A half century later, we have learned that nuclear power is, instead, too expensive to finance.
The first generation of nuclear power plants proved so costly to build that half of them were abandoned during construction. Those that were completed saw huge cost overruns, which were passed on to utility customers in the form of rate increases. By 1985, Forbes had labeled U.S. nuclear power "the largest managerial disaster in business history.”
The industry has failed to prove that things will be different this time around: soaring, uncertain costs continue to plague nuclear power in the 21st century. Between 2002 and 2008, for example, cost estimates for new nuclear plant construction rose from between $2 billion and $4 billion per unit to $9 billion per unit, according to a 2009 UCS report, while experience with new construction in Europe has seen costs continue to soar.
Financing and public risk
With this track record, it’s not surprising that nuclear power has failed to attract private-sector financing—so the industry has looked to government for subsidies, including loan guarantees, tax credits, and other forms of public support.
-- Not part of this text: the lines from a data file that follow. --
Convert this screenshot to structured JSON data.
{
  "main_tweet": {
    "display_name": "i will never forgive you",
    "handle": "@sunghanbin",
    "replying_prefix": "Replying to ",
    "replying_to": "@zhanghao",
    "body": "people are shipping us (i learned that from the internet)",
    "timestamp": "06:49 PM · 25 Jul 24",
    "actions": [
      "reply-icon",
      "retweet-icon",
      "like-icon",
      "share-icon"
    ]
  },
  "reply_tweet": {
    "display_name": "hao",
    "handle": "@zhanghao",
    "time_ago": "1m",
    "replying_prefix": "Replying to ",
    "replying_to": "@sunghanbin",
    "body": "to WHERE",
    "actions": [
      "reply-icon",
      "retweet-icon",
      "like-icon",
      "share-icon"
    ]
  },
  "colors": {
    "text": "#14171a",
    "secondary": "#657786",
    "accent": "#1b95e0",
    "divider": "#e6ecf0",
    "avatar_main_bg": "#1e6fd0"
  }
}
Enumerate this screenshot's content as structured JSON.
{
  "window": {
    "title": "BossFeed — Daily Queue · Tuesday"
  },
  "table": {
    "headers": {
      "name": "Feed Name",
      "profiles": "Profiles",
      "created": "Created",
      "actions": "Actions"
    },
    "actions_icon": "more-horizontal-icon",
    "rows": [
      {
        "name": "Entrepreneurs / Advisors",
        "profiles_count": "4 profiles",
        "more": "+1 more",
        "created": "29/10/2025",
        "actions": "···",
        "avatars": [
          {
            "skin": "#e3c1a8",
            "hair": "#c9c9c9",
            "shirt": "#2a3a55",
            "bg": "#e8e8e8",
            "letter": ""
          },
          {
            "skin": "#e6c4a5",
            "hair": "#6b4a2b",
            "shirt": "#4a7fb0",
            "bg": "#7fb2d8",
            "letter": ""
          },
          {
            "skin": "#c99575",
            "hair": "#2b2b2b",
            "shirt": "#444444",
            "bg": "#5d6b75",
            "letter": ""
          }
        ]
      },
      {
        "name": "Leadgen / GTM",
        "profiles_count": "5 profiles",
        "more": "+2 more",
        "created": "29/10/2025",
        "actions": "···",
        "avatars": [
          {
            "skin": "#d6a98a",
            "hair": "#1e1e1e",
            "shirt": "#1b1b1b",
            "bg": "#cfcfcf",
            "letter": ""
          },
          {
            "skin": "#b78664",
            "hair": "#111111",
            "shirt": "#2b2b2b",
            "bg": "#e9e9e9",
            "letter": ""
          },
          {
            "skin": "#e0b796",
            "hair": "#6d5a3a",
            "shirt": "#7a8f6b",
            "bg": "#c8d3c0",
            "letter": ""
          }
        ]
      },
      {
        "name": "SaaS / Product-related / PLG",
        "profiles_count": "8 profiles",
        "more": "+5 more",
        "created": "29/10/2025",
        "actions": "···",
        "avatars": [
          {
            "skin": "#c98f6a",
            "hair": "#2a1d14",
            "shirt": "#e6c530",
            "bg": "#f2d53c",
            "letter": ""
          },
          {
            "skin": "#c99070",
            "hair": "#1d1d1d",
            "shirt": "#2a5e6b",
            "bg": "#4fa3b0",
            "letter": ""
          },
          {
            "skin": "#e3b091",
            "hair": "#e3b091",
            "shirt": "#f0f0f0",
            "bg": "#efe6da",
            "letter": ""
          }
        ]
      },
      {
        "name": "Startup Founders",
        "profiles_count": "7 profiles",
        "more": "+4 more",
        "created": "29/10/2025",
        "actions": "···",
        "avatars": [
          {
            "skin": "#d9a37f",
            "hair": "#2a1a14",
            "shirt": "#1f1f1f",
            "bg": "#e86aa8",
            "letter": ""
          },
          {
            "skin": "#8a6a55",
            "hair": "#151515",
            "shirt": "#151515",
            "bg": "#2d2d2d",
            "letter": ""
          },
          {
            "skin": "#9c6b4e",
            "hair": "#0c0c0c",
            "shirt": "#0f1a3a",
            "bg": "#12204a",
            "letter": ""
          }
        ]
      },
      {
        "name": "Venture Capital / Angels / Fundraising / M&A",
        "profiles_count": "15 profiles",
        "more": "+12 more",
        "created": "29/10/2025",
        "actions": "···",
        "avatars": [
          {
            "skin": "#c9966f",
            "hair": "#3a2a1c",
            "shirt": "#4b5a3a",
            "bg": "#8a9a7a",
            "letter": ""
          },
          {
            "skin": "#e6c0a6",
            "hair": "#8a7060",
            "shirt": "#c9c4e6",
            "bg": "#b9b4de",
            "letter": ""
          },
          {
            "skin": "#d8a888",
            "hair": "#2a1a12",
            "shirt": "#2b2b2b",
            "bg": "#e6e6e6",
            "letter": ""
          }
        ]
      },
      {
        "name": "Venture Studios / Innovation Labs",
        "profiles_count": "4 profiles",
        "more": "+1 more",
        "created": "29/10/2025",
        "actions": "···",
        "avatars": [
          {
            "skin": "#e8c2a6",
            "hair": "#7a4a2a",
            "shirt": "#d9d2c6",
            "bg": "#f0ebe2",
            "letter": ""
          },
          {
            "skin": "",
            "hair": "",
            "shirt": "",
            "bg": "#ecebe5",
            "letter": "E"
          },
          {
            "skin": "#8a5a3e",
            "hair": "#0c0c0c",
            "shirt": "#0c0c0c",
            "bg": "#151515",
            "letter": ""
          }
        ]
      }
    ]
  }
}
And these subsidies have not been small: according to a 2011 UCS report, by some estimates they have cost taxpayers more than the market value of the power they helped generate.
When nuclear energy was an emerging technology, public support made some sense. But more than 50 years (and two public bailouts) after the opening of the first U.S. commercial nuclear plant, nuclear power is a mature industry that should be expected to stand on its own.
Instead, the industry has responded to escalating costs with escalating demands for government support. A 2009 UCS report estimated that taxpayers could be on the hook for anywhere from $360 billion to $1.6 trillion if then-current proposals for nuclear expansion were realized.
Cost vs. benefit
If we want to reduce the climate impact of electric power generation in the United States, there are less costly and risky ways to do it than expanding nuclear power. A 2011 UCS analysis of new nuclear projects in Florida and Georgia shows that the power provided by the new plants would be (more expensive per kilowatt than several alternatives)[https://www.ucsusa.org/nuclear_power/nuclear-power-and-our-energy-choices/nuclear-power-costs/nuclear-power-projects-risky.html], including energy efficiency measures, renewable energy sources such as biomass and wind, and new natural gas plants.
Public financing for energy alternatives should be focused on fostering innovation and achieving the largest possible reduction in heat-trapping emissions per dollar invested—not on promoting the growth of an industry that has repeatedly shown itself to be a highly risky investment.